Krouchtchev, Eltsine et les autres
Le rattachement de la Crimée à l’Ukraine avait été décidé à l’époque soviétique, en 1954, par le dirigeant Nikita Khrouchtchev. Par ce geste, ce dernier entendait célébrer le 300e anniversaire de l’union entre l’Ukraine et la Russie tsariste, à une époque où personne n’envisageait l’indépendance ukrainienne. Selon l’un de ses biographes, cité par Slate, le premier secrétaire du Parti communiste de l’Union soviétique entendait ainsi remplacer les Tatars déportés par des paysans ukrainiens, raconte Le Point. Il s’agissait de leur offrir de nouvelles terres «tout en repeuplant une Crimée saignée à blanc par la déportation», précise l’hebdomadaire.

Le président russe, Boris Eltsine, et le président soviétique, Mikhaïl Gorbatchev, à Moscou le 1er septembre 1991. (AFP - Ria Novosti - Abramochkin Yuryi)

En 1991 survient la chute de l’URSS. Boris Eltsine, successeur de Gorbatchev, reconnaît l’indépendance de l’Ukraine, avec la Crimée dans ses frontières. Lors des négociations aboutissant à cette indépendance, la délégation ukrainienne était «certaine que Eltsine insisterait pour que la Crimée redevienne russe et avait été très surprise qu’il n’ait jamais formulé une telle exigence», selon un témoin cité par The Moscow Times (journal en anglais destiné à la communauté étrangère à Moscou). Une attitude qui déplut fortement aux Russes de la région.

«Tout le monde à l'époque s'étonne de cette décision, et la Crimée connaît de très forts mouvements sécessionnistes», explique l’historien Arnaud Dubien cité par Slate. «Mais l'inquiétude était grande de voir, dans le cas contraire, éclater une guerre à l'image de celle que connaissait alors la Yougoslavie.»

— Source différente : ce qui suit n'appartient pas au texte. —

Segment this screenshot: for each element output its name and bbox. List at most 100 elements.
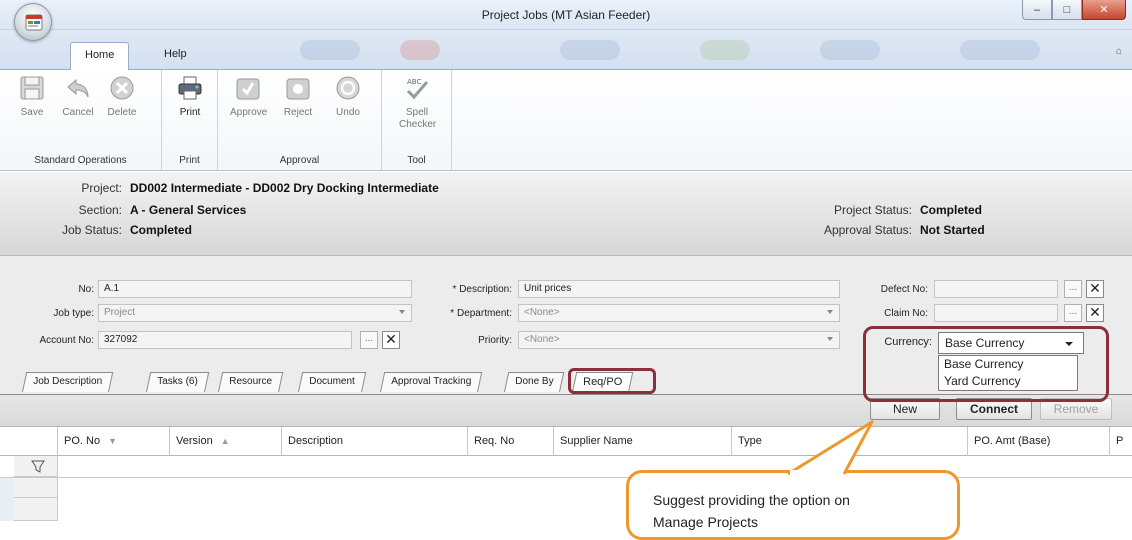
- ribbon-group-approval: Approve Reject Undo Approval: [218, 70, 382, 170]
- blurred-decoration: [820, 40, 880, 60]
- print-label: Print: [179, 107, 201, 118]
- claim-clear-button[interactable]: ✕: [1086, 304, 1104, 322]
- column-header-req-no[interactable]: Req. No: [468, 427, 554, 456]
- grid-left-gutter: [0, 478, 14, 521]
- delete-icon: [110, 76, 134, 100]
- blurred-decoration: [400, 40, 440, 60]
- account-clear-button[interactable]: ✕: [382, 331, 400, 349]
- ribbon-group-label: Approval: [279, 155, 320, 166]
- row-header[interactable]: [14, 498, 58, 521]
- app-logo-icon: [25, 14, 43, 31]
- po-grid-header: PO. No ▼ Version ▲ Description Req. No Sup…: [0, 426, 1132, 456]
- column-header-supplier-name[interactable]: Supplier Name: [554, 427, 732, 456]
- defect-lookup-button[interactable]: ...: [1064, 280, 1082, 298]
- maximize-button[interactable]: □: [1052, 0, 1082, 20]
- filter-funnel-icon[interactable]: [14, 456, 58, 476]
- column-header-p[interactable]: P: [1110, 427, 1132, 456]
- claim-no-field[interactable]: [934, 304, 1058, 322]
- annotation-callout: Suggest providing the option on Manage P…: [626, 470, 960, 540]
- callout-line-1: Suggest providing the option on: [653, 492, 850, 508]
- printer-icon: [178, 76, 202, 100]
- reject-label: Reject: [283, 107, 313, 118]
- account-no-field[interactable]: 327092: [98, 331, 352, 349]
- title-bar: Project Jobs (MT Asian Feeder) – □ ✕: [0, 0, 1132, 30]
- filter-row-header: [14, 456, 58, 477]
- close-button[interactable]: ✕: [1082, 0, 1126, 20]
- filter-dropdown-icon[interactable]: ▼: [108, 436, 117, 446]
- job-type-value: Project: [104, 307, 136, 318]
- tab-document[interactable]: Document: [298, 372, 366, 392]
- cancel-label: Cancel: [62, 107, 94, 118]
- ribbon-tab-strip: Home Help ⌂: [0, 30, 1132, 70]
- column-header-description[interactable]: Description: [282, 427, 468, 456]
- save-button[interactable]: Save: [14, 74, 50, 119]
- currency-option-base[interactable]: Base Currency: [939, 356, 1077, 373]
- ribbon-collapse-icon[interactable]: ⌂: [1116, 46, 1122, 57]
- column-header-po-no[interactable]: PO. No ▼: [58, 427, 170, 456]
- tab-approval-tracking[interactable]: Approval Tracking: [380, 372, 483, 392]
- claim-no-label: Claim No:: [884, 308, 928, 319]
- priority-select[interactable]: <None>: [518, 331, 840, 349]
- approval-status-label: Approval Status:: [823, 223, 912, 237]
- save-label: Save: [20, 107, 44, 118]
- blurred-decoration: [700, 40, 750, 60]
- minimize-button[interactable]: –: [1022, 0, 1052, 20]
- req-po-highlight-box: [568, 368, 656, 394]
- priority-label: Priority:: [478, 335, 512, 346]
- tab-resource[interactable]: Resource: [218, 372, 284, 392]
- no-field[interactable]: A.1: [98, 280, 412, 298]
- undo-button[interactable]: Undo: [330, 74, 366, 119]
- approve-label: Approve: [230, 107, 268, 118]
- ribbon-group-print: Print Print: [162, 70, 218, 170]
- no-label: No:: [78, 284, 94, 295]
- tab-home[interactable]: Home: [70, 42, 130, 70]
- section-label: Section:: [78, 203, 122, 217]
- print-button[interactable]: Print: [172, 74, 208, 119]
- delete-button[interactable]: Delete: [104, 74, 140, 119]
- spell-checker-label: Spell Checker: [399, 107, 437, 130]
- tab-job-description[interactable]: Job Description: [22, 372, 114, 392]
- chevron-down-icon: [399, 310, 405, 314]
- reject-button[interactable]: Reject: [280, 74, 316, 119]
- job-info-panel: Project: DD002 Intermediate - DD002 Dry …: [0, 172, 1132, 256]
- chevron-down-icon: [1065, 342, 1073, 346]
- claim-lookup-button[interactable]: ...: [1064, 304, 1082, 322]
- ribbon-group-label: Print: [179, 155, 200, 166]
- tab-done-by[interactable]: Done By: [504, 372, 565, 392]
- department-select[interactable]: <None>: [518, 304, 840, 322]
- account-lookup-button[interactable]: ...: [360, 331, 378, 349]
- ribbon-group-label: Tool: [407, 155, 426, 166]
- window-controls: – □ ✕: [1022, 0, 1126, 22]
- description-field[interactable]: Unit prices: [518, 280, 840, 298]
- row-selector-header: [0, 427, 58, 456]
- approve-icon: [236, 78, 260, 100]
- defect-no-field[interactable]: [934, 280, 1058, 298]
- save-icon: [20, 76, 44, 100]
- undo-icon: [336, 76, 360, 100]
- spell-checker-button[interactable]: ABC Spell Checker: [399, 74, 437, 131]
- tab-help[interactable]: Help: [150, 42, 201, 68]
- blurred-decoration: [560, 40, 620, 60]
- account-no-label: Account No:: [39, 335, 94, 346]
- reject-icon: [286, 78, 310, 100]
- defect-clear-button[interactable]: ✕: [1086, 280, 1104, 298]
- cancel-button[interactable]: Cancel: [60, 74, 96, 119]
- ribbon-group-label: Standard Operations: [34, 155, 127, 166]
- job-type-select[interactable]: Project: [98, 304, 412, 322]
- currency-option-yard[interactable]: Yard Currency: [939, 373, 1077, 390]
- app-menu-button[interactable]: [14, 3, 52, 41]
- department-value: <None>: [524, 307, 560, 318]
- row-header[interactable]: [14, 478, 58, 498]
- window-title: Project Jobs (MT Asian Feeder): [481, 8, 651, 22]
- project-label: Project:: [81, 181, 122, 195]
- approve-button[interactable]: Approve: [230, 74, 268, 119]
- blurred-decoration: [960, 40, 1040, 60]
- currency-select[interactable]: Base Currency: [938, 332, 1084, 354]
- tab-tasks[interactable]: Tasks (6): [146, 372, 209, 392]
- spell-icon-text: ABC: [407, 78, 421, 86]
- grid-filter-row: [0, 456, 1132, 478]
- currency-dropdown-list: Base Currency Yard Currency: [938, 355, 1078, 391]
- column-header-po-amt-base[interactable]: PO. Amt (Base): [968, 427, 1110, 456]
- column-header-version[interactable]: Version ▲: [170, 427, 282, 456]
- job-status-value: Completed: [130, 223, 193, 237]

Depuis l’indépendance de l’Ukraine, la Crimée jouissait d’un statut spécial. «Son parlement régional (n'avait) pas le pouvoir d'initier des lois, mais la péninsule (était) autonome sur le plan budgétaire. Surtout, elle (disposait) de sa propre Constitution, entrée en vigueur en 1999 après de nombreux allers-retours entre Kiev et Simferopol entre 1992 et 1998», rapporte Le Monde

Les relations ne furent jamais très chaleureuses entre Kiev et sa province peuplée à 60% de Russes. Mécontentes que le Parlement de Crimée ait proclamé l’autonomie et promulgué une constitution, les autorités avaient rogné «ses prérogatives, souvent sous la menace de l’emploi de la force, jusqu‘à abolir son statut particulier en 1995», raconte Atlantico.

En 1997, un accord avait été signé entre l’Ukraine et la Russie, prévoyant que les installations militaires et portuaires de la Crimée seraient louées à Moscou. Accord renouvelé en 2010 pour 25 ans.